Member of the Provincial Assembly of Punjab
- In office 9th April 2008 – 29 May 2013
- Constituency: PP-67 (Faisalabad-XVI)
- In office 25 November 2002 – 3 November 2007
- Constituency: PP-67 (Faisalabad-XVI)

Personal details
- Party: Pakistan Tehreek-e-Insaf (2023-2024)
- Other political affiliations: Pakistan Peoples Party (1970-2023)

= Asad Muazzam =

Pakistani Politician

Asad Muazzam is a Pakistani politician who had been a Member of the Provincial Assembly of Punjab from 2002 to 2013.

==Biography==
Muazzam was born on 2 July 1966 in Lahore. He did MBBS in 1992 from Allama Iqbal Medical College.

He was elected to the Provincial Assembly of Punjab as a candidate of Pakistan People's Party (PPP) from Constituency PP-67 (Faisalabad-XVII) in the 2002 Pakistani general election.
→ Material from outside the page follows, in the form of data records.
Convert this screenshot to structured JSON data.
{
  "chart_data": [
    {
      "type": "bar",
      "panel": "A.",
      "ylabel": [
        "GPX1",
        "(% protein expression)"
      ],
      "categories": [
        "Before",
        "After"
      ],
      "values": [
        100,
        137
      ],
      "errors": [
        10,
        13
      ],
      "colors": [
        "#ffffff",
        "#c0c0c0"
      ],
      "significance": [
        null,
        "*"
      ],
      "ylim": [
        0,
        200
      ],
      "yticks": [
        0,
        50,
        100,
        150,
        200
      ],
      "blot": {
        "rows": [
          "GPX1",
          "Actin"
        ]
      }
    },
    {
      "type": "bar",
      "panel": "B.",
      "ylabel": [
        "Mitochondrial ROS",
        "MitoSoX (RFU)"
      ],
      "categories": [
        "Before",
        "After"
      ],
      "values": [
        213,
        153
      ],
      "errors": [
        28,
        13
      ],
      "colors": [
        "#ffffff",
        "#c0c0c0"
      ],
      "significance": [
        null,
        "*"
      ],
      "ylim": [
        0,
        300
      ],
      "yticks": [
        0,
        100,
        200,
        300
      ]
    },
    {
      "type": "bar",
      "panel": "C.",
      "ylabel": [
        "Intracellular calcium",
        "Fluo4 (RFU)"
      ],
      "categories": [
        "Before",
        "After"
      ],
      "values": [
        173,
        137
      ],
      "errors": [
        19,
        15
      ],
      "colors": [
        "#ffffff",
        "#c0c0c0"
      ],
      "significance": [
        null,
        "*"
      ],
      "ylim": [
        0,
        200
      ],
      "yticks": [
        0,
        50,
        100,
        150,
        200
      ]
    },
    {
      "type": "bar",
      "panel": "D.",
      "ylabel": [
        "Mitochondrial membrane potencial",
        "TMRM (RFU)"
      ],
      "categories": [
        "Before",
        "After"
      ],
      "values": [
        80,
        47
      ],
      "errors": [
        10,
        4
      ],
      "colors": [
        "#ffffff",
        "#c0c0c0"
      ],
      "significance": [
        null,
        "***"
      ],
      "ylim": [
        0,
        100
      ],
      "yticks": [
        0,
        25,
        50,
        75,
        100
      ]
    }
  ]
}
He was re-elected to the Provincial Assembly of Punjab as a candidate of PPP from Constituency PP-67 (Faisalabad-XVII) in the 2008 Pakistani general election.

He ran for the seat of the Provincial Assembly of Punjab from Constituency PP-115 (Faisalabad-XIX) in the 2018 Pakistani general election but was unsuccessful.